On long investigation tasks, the win comes from distillation. Running the command floods through repowise distill cut cache-read tokens by 41% and cost by 26%.

What it changes day to day

The benchmarks measure single tasks. Day to day on our own repo, the compounding effects are the point:

Orientation is free. A new session starts already knowing that the complexity walker is the highest-churn file in the analysis package and who owns it. Nobody re-derives the architecture each morning.
Risk shows up before the edit. The change-risk signals flag hotspot files and likely co-changes when the agent proposes touching them, which is when that information is cheap to act on.
The health score gates our own PRs. The same defect-validated score we ship (cross-project ROC AUC 0.74 on a 21-repo, 9-language corpus) runs on every repowise pull request. We feel the false positives before users do.

The honest limits

Three caveats we would want stated if we were evaluating this from outside. The efficiency numbers are measured on Flask and scikit-learn, chosen for reproducibility; your repo will differ, and the benchmark harness is public so you can run it on your own codebase. Quality is at parity in these runs, not better; the claim is that the agent does the same work with far less reading, not that it becomes smarter. And the short-task cost win requires the lean tool profile; a fully loaded MCP surface eats most of the navigation saving on quick questions.

Reproduce it

Everything above is in the benchmark repository: harness, configs, raw results, and the report the numbers are quoted from. Point repowise at your own repo with repowise init, or browse pre-indexed open-source repos to see the output on a codebase you already know.

FAQ

Are the 96% token numbers from the repowise codebase itself?

No, and that is deliberate. The token-efficiency and paired-agent benchmarks run on public repositories (Flask and scikit-learn) so the results are reproducible by anyone. The repowise codebase is where we use the tool daily; the public corpora are where we measure it.

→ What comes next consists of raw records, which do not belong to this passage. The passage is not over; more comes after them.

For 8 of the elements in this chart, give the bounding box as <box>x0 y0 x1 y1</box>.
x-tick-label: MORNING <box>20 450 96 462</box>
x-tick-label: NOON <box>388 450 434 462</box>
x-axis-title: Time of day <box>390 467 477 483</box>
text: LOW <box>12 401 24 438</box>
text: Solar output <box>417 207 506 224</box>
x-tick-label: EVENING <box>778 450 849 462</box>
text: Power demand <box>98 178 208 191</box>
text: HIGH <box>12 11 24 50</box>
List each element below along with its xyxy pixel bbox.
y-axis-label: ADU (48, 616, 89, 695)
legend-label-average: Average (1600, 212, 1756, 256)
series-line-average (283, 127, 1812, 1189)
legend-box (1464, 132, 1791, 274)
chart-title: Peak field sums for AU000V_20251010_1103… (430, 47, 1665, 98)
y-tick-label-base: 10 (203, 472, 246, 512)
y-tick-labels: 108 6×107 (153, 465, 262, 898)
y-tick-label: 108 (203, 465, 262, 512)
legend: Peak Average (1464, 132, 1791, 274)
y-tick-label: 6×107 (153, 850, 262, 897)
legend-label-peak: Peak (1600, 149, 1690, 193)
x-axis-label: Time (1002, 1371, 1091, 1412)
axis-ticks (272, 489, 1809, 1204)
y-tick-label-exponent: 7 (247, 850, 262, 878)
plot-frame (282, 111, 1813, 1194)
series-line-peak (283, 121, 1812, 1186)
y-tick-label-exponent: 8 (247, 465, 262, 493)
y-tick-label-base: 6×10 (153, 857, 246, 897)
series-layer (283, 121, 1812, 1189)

What does "quality at parity" mean?

Both agent configurations were scored by the same LLM judge on the same tasks. On Flask the mean scores were 8.82 (bare) vs 8.81 (with repowise); on scikit-learn, 8.72 vs 8.23. repowise reduces the work an agent does to reach an answer, measured as tokens, file reads, and tool calls. It does not claim to improve the answer.

Can I run the benchmark on my own repository?

Yes. The harness, configurations, and analysis scripts are in the public benchmark repository, and the token-efficiency script takes any git repo as input.

Does this require Claude Code?

No. The index is exposed over the Model Context Protocol, so it works with Claude Code, Cursor, Cline, Codex, and any other MCP client. One index serves every agent.